Now put the access_token value in the HTTP request header:

curl --request GET
--url https://api.drop-pay.io/shop/pos/charge/CHAQA34B31FJ9
--header 'authorization: Bearer ac9185e9f2984867b11069fd2881ff1a'

DropPay authentication and authorization are regulated by OAuth2 standards, so you can refresh token when it expires without requesting a new one authenticating again.
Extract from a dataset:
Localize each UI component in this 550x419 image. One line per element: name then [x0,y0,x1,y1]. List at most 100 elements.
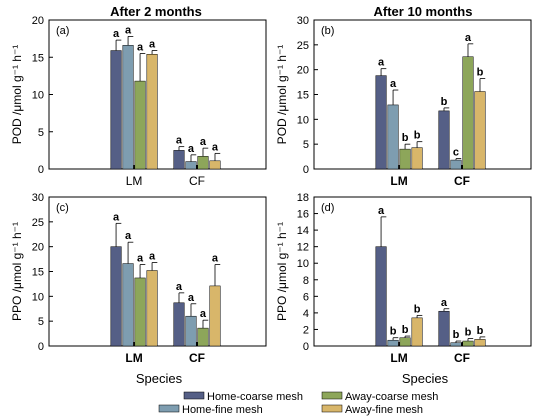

PUT - Request a refreshed User Access Token¶

Example¶

Request¶

curl --request PUT --url https://api.drop-pay.io/oa2/v1/ac/token
--header Authorization: Bearer ac9185e9f2984867b11069fd2881ff1a

{
  "grant_type": "refresh_token",
  "client_id": "70daac494c7847dba33725b075608cc0",
  "client_secret": "91c9adaa829545c1934b96490ba2b9b1",
  "scope": "app",
  "refresh_token": "0b78c87d136044c79e3328caf5d66158"
}

Response 200¶

{
    "token_type":   "bearer",
    "access_token": "23544dfdf9bd46eaa4a5c88e67559999",
    "expires_in":   3600,
    "refresh_token":"a06c0be7d64b435f975e644b06582345"
}

DELETE - Delete an User Access Token¶

Example¶

Request¶

curl --request DELETE --url https://api.drop-pay.io/oa2/v1/ac/token
--header Authorization: Bearer 23544dfdf9bd46eaa4a5c88e67559999

Response 204¶

Errors handling¶

DropPay POS API is built around REST paradigm so HTTP Status code are consistently informing about what happened running your request.

Below specific API context errors are listed.

HTTP Error Statuses with ErrorInfo payload

Status 401 Unauthorized
- Code 700 Wrong credentials
Status 429 Too many requests
- Code 700 Too many login attempts Retry-After header value

See DropPay Common Errors for details about global common errors.